Specifically, to maintain tax exempt status an organization must:

  • Keep Accurate Financial Records: Charities are required to maintain accurate financial records to maintain the integrity of the nonprofits assets and liabilities. The creation of an internal system for financial records is an absolute necessity, and many nonprofits choose to employ an accountant or experienced book keeper to keep everything organized and accurate.
  • File Annual Corporate Tax Returns and Pay Applicable Taxes: Failure to file the annual corporate tax return and pay any applicable taxes may result in the forfeiture of the tax exempt status for the organization.
  • Sales and Use Tax – Sales and use taxes may be waived on certain purchases made by the tax exempt organization but these exemptions should be examined on a case by case basis.
  • Property Tax – Some non-profit organizations may be exempt from paying property taxes on real property owned by the organization.

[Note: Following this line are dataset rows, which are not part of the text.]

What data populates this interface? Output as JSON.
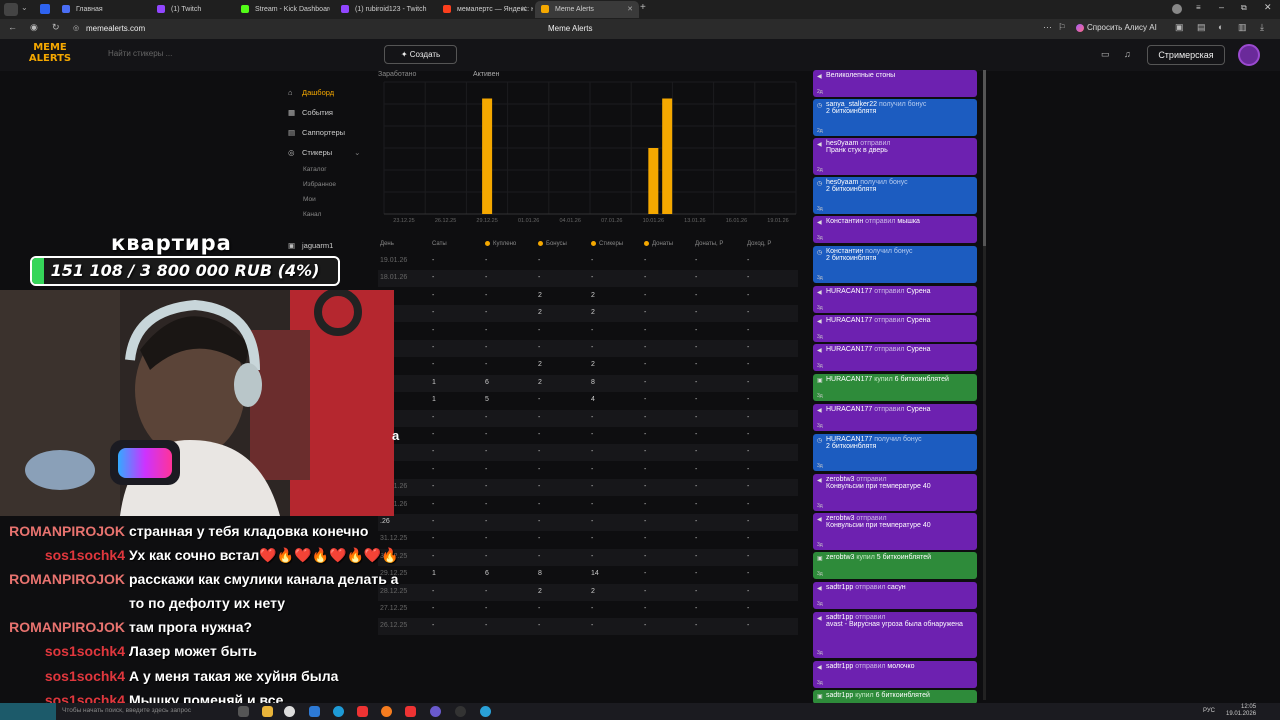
{
  "browser": {
    "tabs": [
      {
        "label": "Главная",
        "color": "#4a6ef5"
      },
      {
        "label": "(1) Twitch",
        "color": "#9146ff"
      },
      {
        "label": "Stream - Kick Dashboard",
        "color": "#53fc18"
      },
      {
        "label": "(1) rubiroid123 - Twitch",
        "color": "#9146ff"
      },
      {
        "label": "мемалертс — Яндекс: на",
        "color": "#fc3f1d"
      },
      {
        "label": "Meme Alerts",
        "color": "#f5a800"
      }
    ],
    "url": "memealerts.com",
    "page_title": "Meme Alerts",
    "alice_label": "Спросить Алису AI"
  },
  "app": {
    "logo_line1": "MEME",
    "logo_line2": "ALERTS",
    "search_placeholder": "Найти стикеры ...",
    "create_label": "Создать",
    "streamer_label": "Стримерская"
  },
  "nav": {
    "items": [
      {
        "label": "Дашборд",
        "icon": "home-icon"
      },
      {
        "label": "События",
        "icon": "events-icon"
      },
      {
        "label": "Саппортеры",
        "icon": "supporters-icon"
      },
      {
        "label": "Стикеры",
        "icon": "stickers-icon"
      }
    ],
    "sub_items": [
      "Каталог",
      "Избранное",
      "Мои",
      "Канал"
    ],
    "user": "jaguarm1"
  },
  "chart_data": {
    "type": "bar",
    "tabs": [
      "Заработано",
      "Активен"
    ],
    "categories": [
      "23.12.25",
      "26.12.25",
      "29.12.25",
      "01.01.26",
      "04.01.26",
      "07.01.26",
      "10.01.26",
      "13.01.26",
      "16.01.26",
      "19.01.26"
    ],
    "bars": [
      {
        "date": "29.12.25",
        "value": 14
      },
      {
        "date": "10.01.26",
        "value": 8
      },
      {
        "date": "11.01.26",
        "value": 14
      }
    ],
    "ylim": [
      0,
      16
    ],
    "bar_color": "#f5a800"
  },
  "table": {
    "headers": [
      "День",
      "Саты",
      "Куплено",
      "Бонусы",
      "Стикеры",
      "Донаты",
      "Донаты, Р",
      "Доход, Р"
    ],
    "rows": [
      [
        "19.01.26",
        "-",
        "-",
        "-",
        "-",
        "-",
        "-",
        "-"
      ],
      [
        "18.01.26",
        "-",
        "-",
        "-",
        "-",
        "-",
        "-",
        "-"
      ],
      [
        ".26",
        "-",
        "-",
        "2",
        "2",
        "-",
        "-",
        "-"
      ],
      [
        ".26",
        "-",
        "-",
        "2",
        "2",
        "-",
        "-",
        "-"
      ],
      [
        ".26",
        "-",
        "-",
        "-",
        "-",
        "-",
        "-",
        "-"
      ],
      [
        ".26",
        "-",
        "-",
        "-",
        "-",
        "-",
        "-",
        "-"
      ],
      [
        ".26",
        "-",
        "-",
        "2",
        "2",
        "-",
        "-",
        "-"
      ],
      [
        ".26",
        "1",
        "6",
        "2",
        "8",
        "-",
        "-",
        "-"
      ],
      [
        ".26",
        "1",
        "5",
        "-",
        "4",
        "-",
        "-",
        "-"
      ],
      [
        ".26",
        "-",
        "-",
        "-",
        "-",
        "-",
        "-",
        "-"
      ],
      [
        ".26",
        "-",
        "-",
        "-",
        "-",
        "-",
        "-",
        "-"
      ],
      [
        ".26",
        "-",
        "-",
        "-",
        "-",
        "-",
        "-",
        "-"
      ],
      [
        ".26",
        "-",
        "-",
        "-",
        "-",
        "-",
        "-",
        "-"
      ],
      [
        "04.01.26",
        "-",
        "-",
        "-",
        "-",
        "-",
        "-",
        "-"
      ],
      [
        "03.01.26",
        "-",
        "-",
        "-",
        "-",
        "-",
        "-",
        "-"
      ],
      [
        ".26",
        "-",
        "-",
        "-",
        "-",
        "-",
        "-",
        "-"
      ],
      [
        "31.12.25",
        "-",
        "-",
        "-",
        "-",
        "-",
        "-",
        "-"
      ],
      [
        "30.12.25",
        "-",
        "-",
        "-",
        "-",
        "-",
        "-",
        "-"
      ],
      [
        "29.12.25",
        "1",
        "6",
        "8",
        "14",
        "-",
        "-",
        "-"
      ],
      [
        "28.12.25",
        "-",
        "-",
        "2",
        "2",
        "-",
        "-",
        "-"
      ],
      [
        "27.12.25",
        "-",
        "-",
        "-",
        "-",
        "-",
        "-",
        "-"
      ],
      [
        "26.12.25",
        "-",
        "-",
        "-",
        "-",
        "-",
        "-",
        "-"
      ]
    ]
  },
  "feed": [
    {
      "color": "purple",
      "user": "",
      "verb": "",
      "line2": "Великолепные стоны",
      "time": "2д"
    },
    {
      "color": "blue",
      "user": "sanya_stalker22",
      "verb": "получил бонус",
      "line2": "2 биткоинблятя",
      "time": "2д"
    },
    {
      "color": "purple",
      "user": "hes0yaam",
      "verb": "отправил",
      "line2": "Пранк стук в дверь",
      "time": "2д"
    },
    {
      "color": "blue",
      "user": "hes0yaam",
      "verb": "получил бонус",
      "line2": "2 биткоинблятя",
      "time": "3д"
    },
    {
      "color": "purple",
      "user": "Константин",
      "verb": "отправил",
      "inline": "мышка",
      "time": "3д"
    },
    {
      "color": "blue",
      "user": "Константин",
      "verb": "получил бонус",
      "line2": "2 биткоинблятя",
      "time": "3д"
    },
    {
      "color": "purple",
      "user": "HURACAN177",
      "verb": "отправил",
      "inline": "Сурена",
      "time": "3д"
    },
    {
      "color": "purple",
      "user": "HURACAN177",
      "verb": "отправил",
      "inline": "Сурена",
      "time": "3д"
    },
    {
      "color": "purple",
      "user": "HURACAN177",
      "verb": "отправил",
      "inline": "Сурена",
      "time": "3д"
    },
    {
      "color": "green",
      "user": "HURACAN177",
      "verb": "купил",
      "inline": "6 биткоинблятей",
      "time": "3д"
    },
    {
      "color": "purple",
      "user": "HURACAN177",
      "verb": "отправил",
      "inline": "Сурена",
      "time": "3д"
    },
    {
      "color": "blue",
      "user": "HURACAN177",
      "verb": "получил бонус",
      "line2": "2 биткоинблятя",
      "time": "3д"
    },
    {
      "color": "purple",
      "user": "zerobtw3",
      "verb": "отправил",
      "line2": "Конвульсии при температуре 40",
      "time": "3д"
    },
    {
      "color": "purple",
      "user": "zerobtw3",
      "verb": "отправил",
      "line2": "Конвульсии при температуре 40",
      "time": "3д"
    },
    {
      "color": "green",
      "user": "zerobtw3",
      "verb": "купил",
      "inline": "5 биткоинблятей",
      "time": "3д"
    },
    {
      "color": "purple",
      "user": "sadtr1pp",
      "verb": "отправил",
      "inline": "сасун",
      "time": "3д"
    },
    {
      "color": "purple",
      "user": "sadtr1pp",
      "verb": "отправил",
      "line2": "avast - Вирусная угроза была обнаружена",
      "time": "3д"
    },
    {
      "color": "purple",
      "user": "sadtr1pp",
      "verb": "отправил",
      "inline": "молочко",
      "time": "3д"
    },
    {
      "color": "green",
      "user": "sadtr1pp",
      "verb": "купил",
      "inline": "6 биткоинблятей",
      "time": ""
    }
  ],
  "overlay": {
    "goal_title": "квартира",
    "goal_text": "151 108 / 3 800 000 RUB (4%)",
    "goal_progress": 0.04,
    "stray_text": "а",
    "chat": [
      {
        "user": "ROMANPIROJOK",
        "style": "a",
        "msg": "странная у тебя кладовка конечно"
      },
      {
        "user": "sos1sochk4",
        "style": "b",
        "msg": "Ух как сочно встал❤️🔥❤️🔥❤️🔥❤️🔥"
      },
      {
        "user": "ROMANPIROJOK",
        "style": "a",
        "msg": "расскажи как смулики канала делать а"
      },
      {
        "user": "",
        "style": "a",
        "msg": "то по дефолту их нету"
      },
      {
        "user": "ROMANPIROJOK",
        "style": "a",
        "msg": "там прога нужна?"
      },
      {
        "user": "sos1sochk4",
        "style": "b",
        "msg": "Лазер может быть"
      },
      {
        "user": "sos1sochk4",
        "style": "b",
        "msg": "А у меня такая же хуйня была"
      },
      {
        "user": "sos1sochk4",
        "style": "b",
        "msg": "Мышку поменяй и все"
      }
    ]
  },
  "taskbar": {
    "search_placeholder": "Чтобы начать поиск, введите здесь запрос",
    "lang": "РУС",
    "time": "12:05",
    "date": "19.01.2026"
  }
}
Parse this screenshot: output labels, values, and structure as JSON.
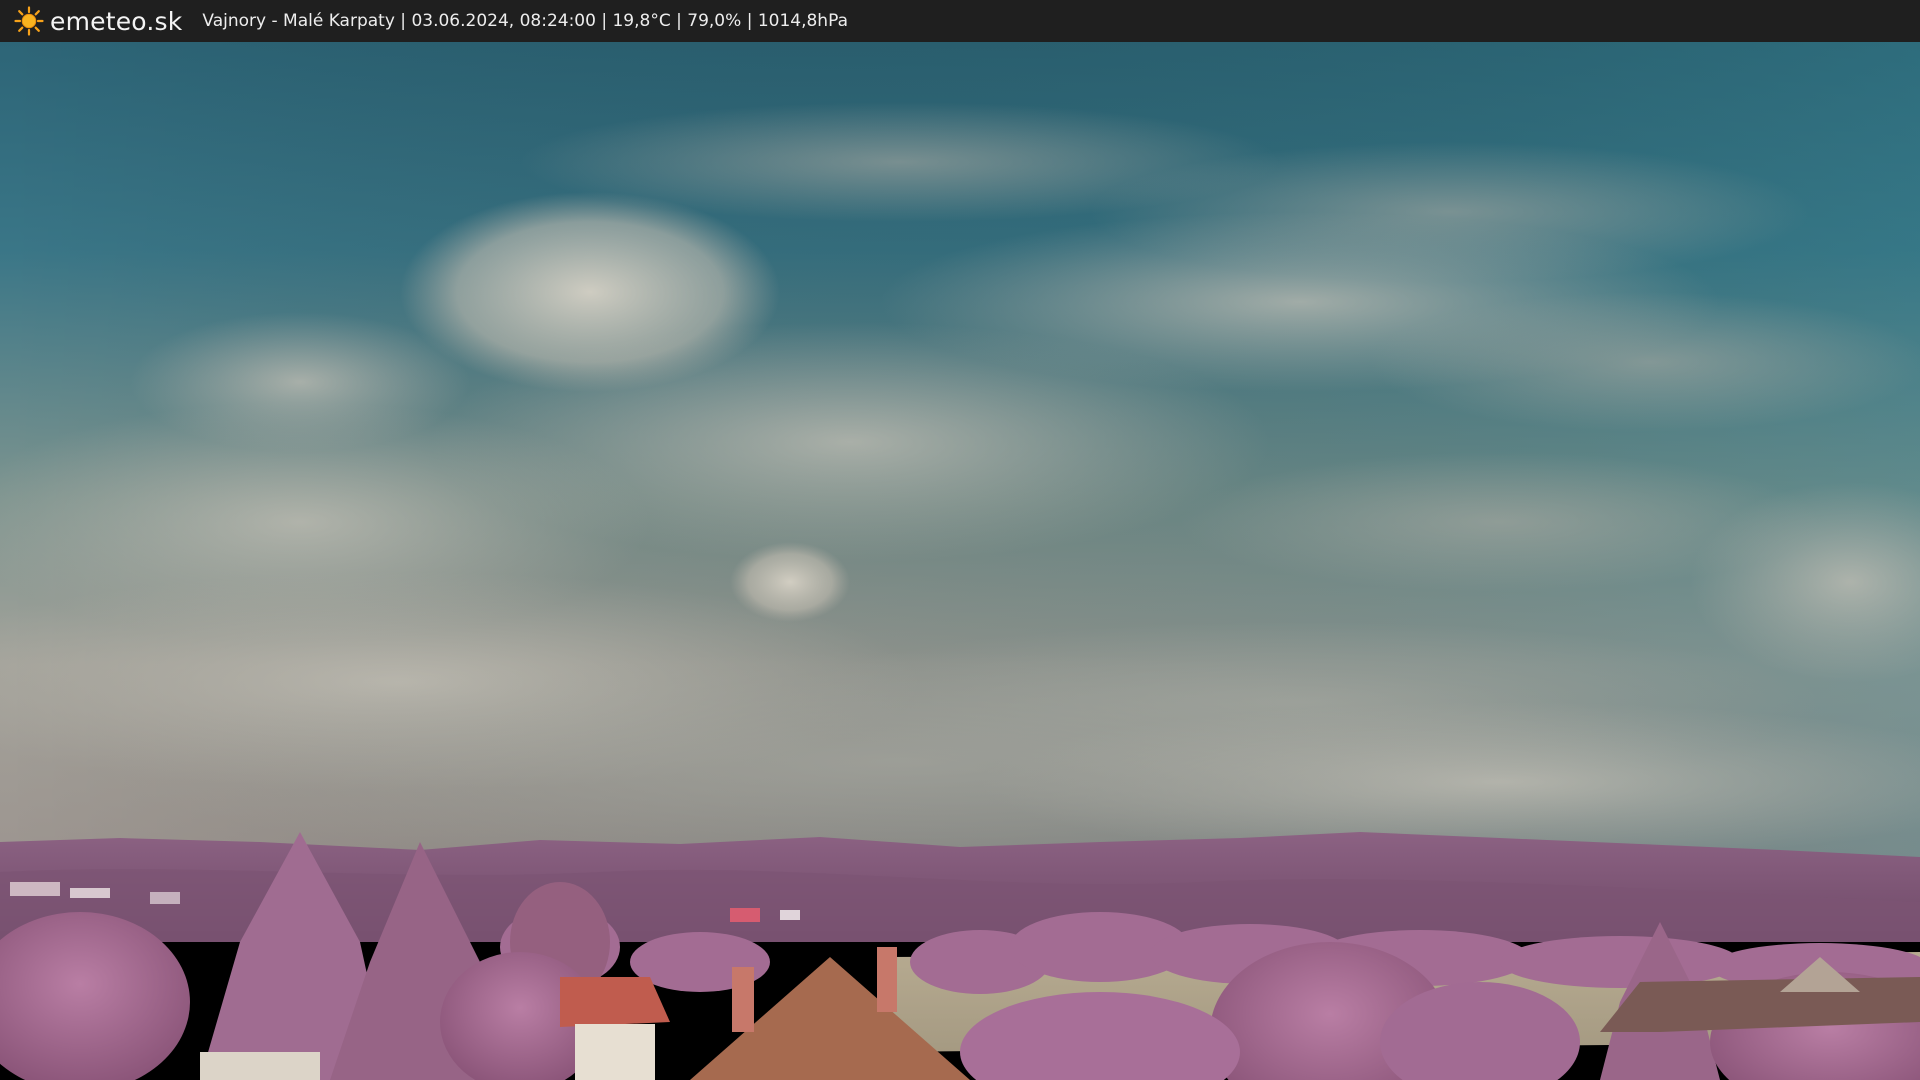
{
  "header": {
    "brand": "emeteo.sk",
    "location": "Vajnory - Malé Karpaty",
    "datetime": "03.06.2024, 08:24:00",
    "temperature": "19,8°C",
    "humidity": "79,0%",
    "pressure": "1014,8hPa",
    "sep": "|"
  },
  "icons": {
    "brand_icon": "sun-icon"
  },
  "colors": {
    "bar_bg": "#1f1f1f",
    "sun": "#f7a21a",
    "sky_top": "#2e6b7a",
    "cloud": "#c9c2b6",
    "hills": "#8a5c7e",
    "trees": "#a86a93",
    "field": "#b9ab8e"
  }
}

The organization must be organized under Internal Revenue Code Sections 501(c)(3) or 23701(d) to qualify for the exemption.
  • State Payroll Tax – Tax exempt organizations in California are typically required to pay the same taxes as commercial employers including: State Disability Insurance (SDI), Unemployment Insurance (UI), Employee Training Tax (ETT) and Personal Income Tax (PIT). Nonprofit organizations may choose to pay these taxes as a typical commercial employer, or provide a direct reimbursement to the state for any benefits paid on their behalf.
  • State Income Tax Return – Nonprofit organizations in California must file state income tax returns although taxes on certain types of income will be waived for the nonprofit if they have completed an Exemption Application – Form 3500. The organization may apply for state exemption before receiving exemption from the IRS.
  • Federal Return – Every tax exempt organization must file an Annual Exempt Organization Return, typically a 990 series form. The correct form is determined by looking at the financial activity of the organization. Failure to file your form 990 for three consecutive years will result in automatic revocation of your organization’s exempt status.

Avoid Jeopardizing Your Tax Exempt Status by Engaging in Prohibited Activities:

Tax-exempt organizations are prohibited from engaging in a number of activities including:

  • Inuring private individuals or shareholders with organization earnings,
  • Using the organization to provide a substantial benefit to private interests,
  • Influencing legislation or participating in the political campaign of a candidate for public office,
  • Engaging in illegal activities.

Many tax-exempt organizations find that working with an experienced non-profit attorney can help them avoid the headaches of jeopardizing their non-profit status. Being proactive and keeping an eye on the issues before they arise is the best way to avoid losing your tax exemption. In this situation, an ounce of prevention is truly worth a pound of cure.